EXAMPLE 5 (Intersection)

Locate the intersection junction for $\vec{r}_1 = \binom{1}{2} + \lambda\binom{3}{4}$ and $\vec{r}_2 = \binom{2}{-2} + \mu\binom{1}{4}$.

Equating structural forms builds the linear system:
$1 + 3\lambda = 2 + \mu \Rightarrow 3\lambda - \mu = 1$
$2 + 4\lambda = -2 + 4\mu \Rightarrow 4\lambda - 4\mu = -4 \Rightarrow \lambda - \mu = -1$.

Solving the simultaneous system identifies $\lambda = 1$ and $\mu = 2$.

Injecting $\lambda = 1$ back into $L_1$ calculates the absolute coordinate point: $\binom{1+3}{2+4} = \mathbf{\binom{4}{6}}$.
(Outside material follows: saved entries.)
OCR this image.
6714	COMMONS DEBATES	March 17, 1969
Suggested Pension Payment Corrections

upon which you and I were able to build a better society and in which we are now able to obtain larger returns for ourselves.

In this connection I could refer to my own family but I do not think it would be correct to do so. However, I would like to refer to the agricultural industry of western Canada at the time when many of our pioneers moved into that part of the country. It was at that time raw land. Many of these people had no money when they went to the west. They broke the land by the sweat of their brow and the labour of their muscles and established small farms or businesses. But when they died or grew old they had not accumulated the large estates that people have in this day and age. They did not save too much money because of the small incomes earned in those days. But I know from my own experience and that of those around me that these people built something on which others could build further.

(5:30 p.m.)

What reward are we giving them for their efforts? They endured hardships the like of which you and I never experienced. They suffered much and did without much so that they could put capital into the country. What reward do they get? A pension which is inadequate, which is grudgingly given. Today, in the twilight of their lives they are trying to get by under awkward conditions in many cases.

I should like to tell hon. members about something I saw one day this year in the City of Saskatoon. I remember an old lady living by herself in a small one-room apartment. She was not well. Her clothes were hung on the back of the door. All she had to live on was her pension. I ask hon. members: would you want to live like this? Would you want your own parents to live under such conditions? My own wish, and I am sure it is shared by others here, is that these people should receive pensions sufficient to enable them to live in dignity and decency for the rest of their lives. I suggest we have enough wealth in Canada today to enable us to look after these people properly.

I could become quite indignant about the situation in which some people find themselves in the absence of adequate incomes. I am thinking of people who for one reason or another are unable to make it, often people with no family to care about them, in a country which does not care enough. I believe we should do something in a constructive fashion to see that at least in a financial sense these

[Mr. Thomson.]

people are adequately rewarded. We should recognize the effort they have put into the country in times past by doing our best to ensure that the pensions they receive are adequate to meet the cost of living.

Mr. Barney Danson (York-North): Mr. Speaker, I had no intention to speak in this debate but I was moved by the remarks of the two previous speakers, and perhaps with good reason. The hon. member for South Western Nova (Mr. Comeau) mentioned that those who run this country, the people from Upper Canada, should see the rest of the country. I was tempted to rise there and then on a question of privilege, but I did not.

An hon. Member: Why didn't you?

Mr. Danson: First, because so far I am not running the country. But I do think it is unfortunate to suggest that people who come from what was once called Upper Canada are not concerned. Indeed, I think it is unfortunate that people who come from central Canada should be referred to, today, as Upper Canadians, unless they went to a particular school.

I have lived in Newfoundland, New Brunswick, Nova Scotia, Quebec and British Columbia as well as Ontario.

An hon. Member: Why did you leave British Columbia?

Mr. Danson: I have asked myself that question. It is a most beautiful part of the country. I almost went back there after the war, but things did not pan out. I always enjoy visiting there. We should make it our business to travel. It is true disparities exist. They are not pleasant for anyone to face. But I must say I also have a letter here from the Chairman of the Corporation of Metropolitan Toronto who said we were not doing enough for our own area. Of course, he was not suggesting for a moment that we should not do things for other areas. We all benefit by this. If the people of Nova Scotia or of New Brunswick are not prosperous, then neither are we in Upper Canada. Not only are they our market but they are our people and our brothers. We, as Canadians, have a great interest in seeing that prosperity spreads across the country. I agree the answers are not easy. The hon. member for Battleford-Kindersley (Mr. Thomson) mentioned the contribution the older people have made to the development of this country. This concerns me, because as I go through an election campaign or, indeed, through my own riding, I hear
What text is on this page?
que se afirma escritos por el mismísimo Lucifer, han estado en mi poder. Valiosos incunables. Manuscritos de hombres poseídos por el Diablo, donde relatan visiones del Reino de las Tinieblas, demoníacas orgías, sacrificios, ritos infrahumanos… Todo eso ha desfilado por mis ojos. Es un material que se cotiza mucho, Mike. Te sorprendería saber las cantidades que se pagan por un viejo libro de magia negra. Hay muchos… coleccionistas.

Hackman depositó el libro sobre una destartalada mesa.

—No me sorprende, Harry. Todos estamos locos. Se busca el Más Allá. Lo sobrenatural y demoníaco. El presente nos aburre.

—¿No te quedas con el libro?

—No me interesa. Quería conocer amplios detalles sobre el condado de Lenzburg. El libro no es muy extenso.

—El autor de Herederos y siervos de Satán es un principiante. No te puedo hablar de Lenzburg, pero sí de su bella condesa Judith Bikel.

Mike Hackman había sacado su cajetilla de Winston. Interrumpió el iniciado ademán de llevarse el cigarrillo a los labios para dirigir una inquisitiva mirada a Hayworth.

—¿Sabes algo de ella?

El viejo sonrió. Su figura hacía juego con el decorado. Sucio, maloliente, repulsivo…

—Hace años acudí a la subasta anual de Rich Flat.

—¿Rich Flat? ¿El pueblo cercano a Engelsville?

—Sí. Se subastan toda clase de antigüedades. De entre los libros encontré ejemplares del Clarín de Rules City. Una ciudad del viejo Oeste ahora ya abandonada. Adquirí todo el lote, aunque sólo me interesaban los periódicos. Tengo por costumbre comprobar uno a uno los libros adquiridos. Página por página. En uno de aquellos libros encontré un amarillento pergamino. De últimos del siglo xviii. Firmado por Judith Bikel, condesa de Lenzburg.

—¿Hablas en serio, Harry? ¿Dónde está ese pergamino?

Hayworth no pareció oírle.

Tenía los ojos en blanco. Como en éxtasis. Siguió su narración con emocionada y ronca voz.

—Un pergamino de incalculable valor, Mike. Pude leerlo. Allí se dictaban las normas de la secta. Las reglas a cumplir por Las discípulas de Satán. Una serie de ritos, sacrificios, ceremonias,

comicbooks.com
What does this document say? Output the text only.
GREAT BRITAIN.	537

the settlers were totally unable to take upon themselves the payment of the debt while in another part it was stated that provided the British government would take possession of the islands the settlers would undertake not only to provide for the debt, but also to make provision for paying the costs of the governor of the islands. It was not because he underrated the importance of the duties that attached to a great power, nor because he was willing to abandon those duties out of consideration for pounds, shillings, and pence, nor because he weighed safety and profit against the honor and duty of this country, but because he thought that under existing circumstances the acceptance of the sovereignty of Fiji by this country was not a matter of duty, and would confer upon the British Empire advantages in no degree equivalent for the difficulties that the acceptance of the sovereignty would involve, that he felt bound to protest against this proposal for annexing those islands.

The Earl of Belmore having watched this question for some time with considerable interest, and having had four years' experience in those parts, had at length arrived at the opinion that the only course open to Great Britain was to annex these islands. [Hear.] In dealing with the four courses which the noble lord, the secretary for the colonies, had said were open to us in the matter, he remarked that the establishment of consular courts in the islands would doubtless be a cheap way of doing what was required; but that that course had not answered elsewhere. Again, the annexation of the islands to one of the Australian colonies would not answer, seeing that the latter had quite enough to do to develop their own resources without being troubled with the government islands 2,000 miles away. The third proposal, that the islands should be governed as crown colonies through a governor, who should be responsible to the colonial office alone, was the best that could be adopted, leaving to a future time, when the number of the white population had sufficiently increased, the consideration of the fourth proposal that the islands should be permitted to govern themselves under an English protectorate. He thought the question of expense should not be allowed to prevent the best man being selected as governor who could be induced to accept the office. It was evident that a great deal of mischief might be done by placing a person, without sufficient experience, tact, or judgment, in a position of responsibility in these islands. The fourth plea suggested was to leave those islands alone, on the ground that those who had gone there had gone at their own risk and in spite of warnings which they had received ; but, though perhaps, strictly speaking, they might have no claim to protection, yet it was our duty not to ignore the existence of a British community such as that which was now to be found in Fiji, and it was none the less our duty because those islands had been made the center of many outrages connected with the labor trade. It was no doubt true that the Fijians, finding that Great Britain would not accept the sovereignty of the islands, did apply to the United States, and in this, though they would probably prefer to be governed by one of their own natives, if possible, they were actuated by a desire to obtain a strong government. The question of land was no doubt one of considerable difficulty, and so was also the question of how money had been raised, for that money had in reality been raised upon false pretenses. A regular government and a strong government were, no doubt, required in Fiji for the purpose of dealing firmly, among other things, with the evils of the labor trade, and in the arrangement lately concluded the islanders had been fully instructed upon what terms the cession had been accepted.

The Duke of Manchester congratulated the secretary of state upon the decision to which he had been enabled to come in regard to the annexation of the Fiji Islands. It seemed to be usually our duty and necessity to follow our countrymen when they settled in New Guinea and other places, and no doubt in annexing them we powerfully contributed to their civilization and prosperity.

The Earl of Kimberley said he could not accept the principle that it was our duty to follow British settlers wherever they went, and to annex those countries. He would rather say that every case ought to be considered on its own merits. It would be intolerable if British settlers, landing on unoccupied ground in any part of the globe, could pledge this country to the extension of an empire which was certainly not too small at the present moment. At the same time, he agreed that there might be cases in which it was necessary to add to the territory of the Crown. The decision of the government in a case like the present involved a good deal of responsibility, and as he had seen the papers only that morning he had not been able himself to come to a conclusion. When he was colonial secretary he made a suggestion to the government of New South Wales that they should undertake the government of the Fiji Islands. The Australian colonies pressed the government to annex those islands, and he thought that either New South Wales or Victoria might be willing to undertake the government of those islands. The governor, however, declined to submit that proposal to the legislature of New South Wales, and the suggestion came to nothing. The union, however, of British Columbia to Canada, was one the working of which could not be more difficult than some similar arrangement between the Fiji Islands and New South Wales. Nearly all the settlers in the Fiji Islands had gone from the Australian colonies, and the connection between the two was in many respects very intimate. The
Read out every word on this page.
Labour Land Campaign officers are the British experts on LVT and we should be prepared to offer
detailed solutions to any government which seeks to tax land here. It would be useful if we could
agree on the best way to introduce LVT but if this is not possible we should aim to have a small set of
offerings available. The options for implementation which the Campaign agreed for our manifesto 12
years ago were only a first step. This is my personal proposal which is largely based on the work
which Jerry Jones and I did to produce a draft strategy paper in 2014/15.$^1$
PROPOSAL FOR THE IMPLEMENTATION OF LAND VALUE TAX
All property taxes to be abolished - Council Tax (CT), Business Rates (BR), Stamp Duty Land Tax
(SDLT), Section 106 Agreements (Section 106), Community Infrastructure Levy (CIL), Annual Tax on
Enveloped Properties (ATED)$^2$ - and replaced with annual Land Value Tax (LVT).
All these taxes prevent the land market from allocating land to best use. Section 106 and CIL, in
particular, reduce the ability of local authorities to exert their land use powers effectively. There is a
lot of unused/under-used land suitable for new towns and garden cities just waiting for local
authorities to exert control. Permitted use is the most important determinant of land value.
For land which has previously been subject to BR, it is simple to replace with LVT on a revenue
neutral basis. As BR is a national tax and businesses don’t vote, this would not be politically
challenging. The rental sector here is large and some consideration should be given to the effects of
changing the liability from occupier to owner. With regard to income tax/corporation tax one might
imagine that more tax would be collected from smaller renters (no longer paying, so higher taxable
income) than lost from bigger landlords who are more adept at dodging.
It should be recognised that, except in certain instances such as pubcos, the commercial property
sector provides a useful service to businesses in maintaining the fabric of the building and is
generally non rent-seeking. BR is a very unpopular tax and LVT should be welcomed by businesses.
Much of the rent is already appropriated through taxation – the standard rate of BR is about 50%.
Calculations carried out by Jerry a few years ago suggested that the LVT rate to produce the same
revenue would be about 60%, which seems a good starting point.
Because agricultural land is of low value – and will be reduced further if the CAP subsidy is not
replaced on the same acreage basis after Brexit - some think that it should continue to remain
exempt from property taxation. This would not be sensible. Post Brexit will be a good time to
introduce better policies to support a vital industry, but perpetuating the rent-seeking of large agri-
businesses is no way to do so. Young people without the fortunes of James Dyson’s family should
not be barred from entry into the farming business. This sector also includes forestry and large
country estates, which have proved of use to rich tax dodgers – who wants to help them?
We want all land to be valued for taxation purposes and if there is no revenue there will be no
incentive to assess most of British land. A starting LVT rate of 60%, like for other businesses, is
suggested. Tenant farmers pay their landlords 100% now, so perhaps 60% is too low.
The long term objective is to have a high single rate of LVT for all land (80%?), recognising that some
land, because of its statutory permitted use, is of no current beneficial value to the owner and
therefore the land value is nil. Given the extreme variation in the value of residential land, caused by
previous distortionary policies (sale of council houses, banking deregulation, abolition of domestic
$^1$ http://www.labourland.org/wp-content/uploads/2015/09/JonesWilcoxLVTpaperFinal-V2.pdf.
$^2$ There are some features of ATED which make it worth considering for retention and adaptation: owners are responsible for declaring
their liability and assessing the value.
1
EXAMPLE 6 (Angle Between Lines)

Compute the geometric angle intersecting the lines utilized in Example 5.

The intersection angle relies exclusively upon evaluating the dot product of the direction vectors: $\vec{b}_1 = \binom{3}{4}$ and $\vec{b}_2 = \binom{1}{4}$.

$\cos\theta = \frac{\vec{b}_1 \cdot \vec{b}_2}{|\vec{b}_1| |\vec{b}_2|} = \frac{3(1) + 4(4)}{5\sqrt{17}} = \frac{19}{5\sqrt{17}} \approx 0.922$.

Inverse computation extracts the acute geometric angle $\theta \approx \mathbf{22.8^\circ}$.